Les mécanismes grâce auxquels le cerveau enregistre et décode
l'information qui lui est transmise par les neurones de l'oreille
interne sont complexes. Les neurones sensoriels vestibulaires
périphériques logés dans celle-ci transforment les stimuli provenant des
accélérations et des vitesses occasionnés par les mouvements que nous
effectuons lors d'interactions avec le monde extérieur (comme ceux qui se produisent lorsqu'une voiture quitte l'état stationnaire pour atteindre une vitesse
de 50km/h) en séries d'impulsions nerveuses.
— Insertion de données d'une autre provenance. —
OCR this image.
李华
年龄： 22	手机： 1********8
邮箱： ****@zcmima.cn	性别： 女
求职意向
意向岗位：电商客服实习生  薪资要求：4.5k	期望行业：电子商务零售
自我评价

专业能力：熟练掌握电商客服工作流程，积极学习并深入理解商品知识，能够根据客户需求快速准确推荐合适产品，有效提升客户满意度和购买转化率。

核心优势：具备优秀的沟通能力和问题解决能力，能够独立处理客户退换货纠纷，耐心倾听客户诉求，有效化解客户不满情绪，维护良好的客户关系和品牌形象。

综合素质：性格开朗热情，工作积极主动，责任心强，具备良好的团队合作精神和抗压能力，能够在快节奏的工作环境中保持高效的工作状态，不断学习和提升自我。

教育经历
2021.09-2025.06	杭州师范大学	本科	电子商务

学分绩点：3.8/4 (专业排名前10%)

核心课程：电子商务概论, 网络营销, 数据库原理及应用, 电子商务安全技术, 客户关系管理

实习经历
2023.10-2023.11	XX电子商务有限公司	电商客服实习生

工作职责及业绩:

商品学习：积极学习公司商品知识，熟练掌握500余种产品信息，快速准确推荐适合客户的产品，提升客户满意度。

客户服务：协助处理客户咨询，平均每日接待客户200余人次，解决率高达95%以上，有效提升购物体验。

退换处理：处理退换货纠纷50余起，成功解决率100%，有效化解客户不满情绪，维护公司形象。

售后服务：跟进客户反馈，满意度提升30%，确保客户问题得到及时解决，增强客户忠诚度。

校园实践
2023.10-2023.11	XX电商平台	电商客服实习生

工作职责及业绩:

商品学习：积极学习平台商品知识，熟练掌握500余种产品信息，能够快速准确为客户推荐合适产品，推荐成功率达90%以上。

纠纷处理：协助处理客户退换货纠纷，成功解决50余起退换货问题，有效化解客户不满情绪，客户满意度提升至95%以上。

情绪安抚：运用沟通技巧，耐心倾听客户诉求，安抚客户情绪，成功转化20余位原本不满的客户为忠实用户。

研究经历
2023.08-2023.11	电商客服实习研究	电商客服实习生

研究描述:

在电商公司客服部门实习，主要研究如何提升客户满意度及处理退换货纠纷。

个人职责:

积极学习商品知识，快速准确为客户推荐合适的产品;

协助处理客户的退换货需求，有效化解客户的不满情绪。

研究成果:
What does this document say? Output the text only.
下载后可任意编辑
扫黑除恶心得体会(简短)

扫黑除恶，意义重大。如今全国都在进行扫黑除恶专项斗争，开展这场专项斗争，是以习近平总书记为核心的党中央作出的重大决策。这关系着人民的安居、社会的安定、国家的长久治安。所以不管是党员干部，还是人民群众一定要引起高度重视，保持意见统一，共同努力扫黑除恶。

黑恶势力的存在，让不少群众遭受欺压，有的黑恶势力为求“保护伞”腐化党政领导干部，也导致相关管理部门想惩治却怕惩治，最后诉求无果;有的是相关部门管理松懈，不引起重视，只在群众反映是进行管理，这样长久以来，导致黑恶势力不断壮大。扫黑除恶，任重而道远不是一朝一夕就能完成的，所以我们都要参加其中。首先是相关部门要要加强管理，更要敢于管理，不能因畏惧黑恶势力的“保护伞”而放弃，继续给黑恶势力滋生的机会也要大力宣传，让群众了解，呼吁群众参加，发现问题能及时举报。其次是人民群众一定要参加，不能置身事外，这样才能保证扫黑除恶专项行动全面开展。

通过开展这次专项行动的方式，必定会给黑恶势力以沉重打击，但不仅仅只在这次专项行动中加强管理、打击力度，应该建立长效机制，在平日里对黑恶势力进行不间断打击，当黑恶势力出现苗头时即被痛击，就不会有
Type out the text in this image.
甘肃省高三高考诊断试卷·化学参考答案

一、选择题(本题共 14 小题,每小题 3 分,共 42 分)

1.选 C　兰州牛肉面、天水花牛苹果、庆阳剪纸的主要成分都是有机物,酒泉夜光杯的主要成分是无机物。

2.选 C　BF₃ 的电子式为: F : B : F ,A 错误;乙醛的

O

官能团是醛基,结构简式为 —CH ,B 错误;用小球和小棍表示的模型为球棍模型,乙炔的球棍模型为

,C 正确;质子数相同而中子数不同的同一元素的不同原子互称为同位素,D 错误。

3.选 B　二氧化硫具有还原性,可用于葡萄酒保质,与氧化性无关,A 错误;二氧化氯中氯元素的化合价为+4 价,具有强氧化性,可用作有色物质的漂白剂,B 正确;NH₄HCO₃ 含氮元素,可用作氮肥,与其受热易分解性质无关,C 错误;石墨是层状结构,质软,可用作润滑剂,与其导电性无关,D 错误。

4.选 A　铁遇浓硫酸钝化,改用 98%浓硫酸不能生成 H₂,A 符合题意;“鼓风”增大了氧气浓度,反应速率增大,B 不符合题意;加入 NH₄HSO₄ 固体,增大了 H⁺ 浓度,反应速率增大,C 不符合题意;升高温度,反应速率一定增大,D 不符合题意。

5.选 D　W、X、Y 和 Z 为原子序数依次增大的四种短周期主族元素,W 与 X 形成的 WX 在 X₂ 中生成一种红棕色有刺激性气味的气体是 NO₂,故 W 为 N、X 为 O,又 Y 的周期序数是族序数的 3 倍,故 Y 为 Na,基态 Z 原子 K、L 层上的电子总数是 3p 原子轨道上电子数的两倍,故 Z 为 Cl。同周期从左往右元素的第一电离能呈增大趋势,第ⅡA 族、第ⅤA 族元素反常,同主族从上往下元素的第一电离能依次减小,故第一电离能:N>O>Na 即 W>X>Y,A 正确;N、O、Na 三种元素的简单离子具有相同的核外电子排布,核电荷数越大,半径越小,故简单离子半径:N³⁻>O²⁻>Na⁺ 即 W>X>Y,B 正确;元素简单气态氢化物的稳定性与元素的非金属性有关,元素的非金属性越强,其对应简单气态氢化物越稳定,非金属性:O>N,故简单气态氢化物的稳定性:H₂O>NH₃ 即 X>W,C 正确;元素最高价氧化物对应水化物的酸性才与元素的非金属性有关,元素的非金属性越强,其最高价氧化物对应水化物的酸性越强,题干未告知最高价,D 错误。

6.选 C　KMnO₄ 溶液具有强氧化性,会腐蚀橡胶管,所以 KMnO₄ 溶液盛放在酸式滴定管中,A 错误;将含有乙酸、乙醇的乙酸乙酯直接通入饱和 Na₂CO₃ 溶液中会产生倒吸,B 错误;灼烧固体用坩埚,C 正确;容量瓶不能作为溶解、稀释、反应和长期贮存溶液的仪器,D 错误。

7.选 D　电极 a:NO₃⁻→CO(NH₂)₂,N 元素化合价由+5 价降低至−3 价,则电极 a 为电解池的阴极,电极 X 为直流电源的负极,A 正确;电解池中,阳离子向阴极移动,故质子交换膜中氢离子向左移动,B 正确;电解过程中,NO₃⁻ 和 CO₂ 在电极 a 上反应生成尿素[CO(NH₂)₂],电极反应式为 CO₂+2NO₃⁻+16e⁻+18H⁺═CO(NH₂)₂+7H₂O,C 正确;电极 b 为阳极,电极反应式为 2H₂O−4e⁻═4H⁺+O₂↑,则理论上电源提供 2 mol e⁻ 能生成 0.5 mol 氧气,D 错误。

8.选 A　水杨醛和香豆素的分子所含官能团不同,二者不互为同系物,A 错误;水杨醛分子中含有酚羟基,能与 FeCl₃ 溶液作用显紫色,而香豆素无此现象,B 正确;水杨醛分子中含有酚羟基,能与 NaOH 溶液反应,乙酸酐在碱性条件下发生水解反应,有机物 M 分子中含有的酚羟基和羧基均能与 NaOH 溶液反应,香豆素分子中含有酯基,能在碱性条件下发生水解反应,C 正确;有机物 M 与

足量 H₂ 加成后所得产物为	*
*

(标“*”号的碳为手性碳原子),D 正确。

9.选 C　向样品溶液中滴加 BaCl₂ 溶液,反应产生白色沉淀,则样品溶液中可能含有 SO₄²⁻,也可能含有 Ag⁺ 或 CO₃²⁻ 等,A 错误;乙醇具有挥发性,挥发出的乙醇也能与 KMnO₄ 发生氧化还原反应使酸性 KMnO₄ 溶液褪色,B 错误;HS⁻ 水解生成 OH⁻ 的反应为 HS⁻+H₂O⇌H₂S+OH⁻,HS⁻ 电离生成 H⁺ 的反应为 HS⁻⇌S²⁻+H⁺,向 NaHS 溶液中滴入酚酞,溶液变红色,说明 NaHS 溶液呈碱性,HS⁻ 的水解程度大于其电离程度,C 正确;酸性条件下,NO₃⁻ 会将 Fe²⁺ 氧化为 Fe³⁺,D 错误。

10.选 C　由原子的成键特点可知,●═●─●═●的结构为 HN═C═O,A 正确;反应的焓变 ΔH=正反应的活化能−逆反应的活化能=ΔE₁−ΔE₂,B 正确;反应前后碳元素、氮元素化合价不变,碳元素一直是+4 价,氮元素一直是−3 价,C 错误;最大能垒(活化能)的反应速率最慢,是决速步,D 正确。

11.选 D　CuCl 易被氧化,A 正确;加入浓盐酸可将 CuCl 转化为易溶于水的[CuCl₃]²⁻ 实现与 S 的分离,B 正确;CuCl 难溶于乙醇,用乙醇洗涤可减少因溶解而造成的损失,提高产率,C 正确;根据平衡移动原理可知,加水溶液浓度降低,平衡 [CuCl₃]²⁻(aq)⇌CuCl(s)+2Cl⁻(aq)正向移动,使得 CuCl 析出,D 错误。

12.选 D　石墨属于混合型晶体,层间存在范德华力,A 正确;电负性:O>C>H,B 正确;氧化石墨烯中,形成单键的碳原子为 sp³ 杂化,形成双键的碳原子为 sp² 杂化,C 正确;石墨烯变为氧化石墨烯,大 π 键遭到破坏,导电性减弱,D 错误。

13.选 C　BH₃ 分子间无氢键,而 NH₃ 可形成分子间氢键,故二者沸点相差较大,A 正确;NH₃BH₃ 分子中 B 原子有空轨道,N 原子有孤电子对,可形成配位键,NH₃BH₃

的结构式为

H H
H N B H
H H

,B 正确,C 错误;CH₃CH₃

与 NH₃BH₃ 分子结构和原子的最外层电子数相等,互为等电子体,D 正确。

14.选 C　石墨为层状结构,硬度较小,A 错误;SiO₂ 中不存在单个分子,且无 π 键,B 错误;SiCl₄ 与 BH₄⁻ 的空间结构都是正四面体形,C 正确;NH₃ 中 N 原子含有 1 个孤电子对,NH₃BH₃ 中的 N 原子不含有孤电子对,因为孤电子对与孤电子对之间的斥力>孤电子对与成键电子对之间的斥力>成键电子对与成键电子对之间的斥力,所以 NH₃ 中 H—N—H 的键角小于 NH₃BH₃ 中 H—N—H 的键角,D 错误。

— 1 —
Ces neurones transmettent
au cerveau des renseignements détaillés sur ces stimuli (soit
l'information qui permet de déterminer comment ces derniers varient au
fil du temps)
Les scientifiques croyaient jusqu'à tout récemment que le cerveau
décodait cette information de façon linéaire et qu'il s'efforçait de
reproduire ces stimuli au fil du temps.
Toutefois, à l'aide de méthodes électro-physiologiques et informatiques,
Kathleen Cullen et Maurice Chacron, professeurs au Département de
physiologie de l'Université
McGill, ont démontré pour la première fois que les neurones des noyaux
vestibulaires cérébraux décodaient plutôt l'information de façon non
linéaire, puisqu'ils réagissent de préférence aux changements de stimuli
soudains et imprévus.
On sait que la façon dont est représenté le monde extérieur varie à chaque étape d'une chaîne
sensorielle. Ainsi, les neurones de l'appareil visuel situés le plus en
périphérie du système sensoriel (p. ex., les cellules ganglionnaires de
la rétine) répondent généralement à une grande variété de stimuli
sensoriels (code "dense"), tandis que les neurones centraux (p. ex., les
neurones du cortex visuel primaire situés dans la partie postérieure du
cerveau) ont tendance à répondre de façon beaucoup plus sélective (code
"épars"). Les professeurs Chacron et Cullen ont découvert que la
transmission sélective de l'information provenant des neurones des
noyaux vestibulaires qu'ils ont pu observer pour la première fois se
produit dès la première synapse cérébrale. "Nous avons pu démontrer que
le cerveau a développé une stratégie
de calcul très élaborée pour représenter les changements brusques de
mouvements afin de réagir rapidement et avec précision et d'assurer le
maintien de l'équilibre", explique la professeure Cullen. "Je ne peux
m'empêcher d'utiliser le terme élégante pour décrire cette stratégie,
car elle l'est véritablement."
Cette sélectivité de la réponse est importante pour les activités de la
vie quotidienne, car elle permet au cerveau de mieux percevoir les
changements brusques de position du corps. Ainsi, si vous ratez une marche en descendant un escalier,
votre cerveau recevra l'information dont il a besoin et effectuera les
calculs nécessaires pour vous aider à retrouver votre équilibre, et ce,
en l'espace de quelques millisecondes seulement. Cette découverte
devrait s'appliquer à d'autres systèmes sensoriels et mener ultimement à
la mise au point
de traitements plus efficaces pour les patients qui doivent composer
avec des vertiges, des étourdissements et de la désorientation dans le
cadre de leurs activités quotidiennes. Elle pourrait également permettre
de concevoir des traitements susceptibles de soulager les symptômes du
mal des transports et du mal de l'espace au sein d'environnements moins familiers.
Cette étude a été réalisée par Corentin Massot, boursier postdoctoral au Département de physiologie, et Adam Schneider, doctorant au Département de physique.
Résumé de l'article. Cette étude a été financée par les Instituts de recherche en santé du Canada et les Fonds de recherche du Québec - Nature et technologies.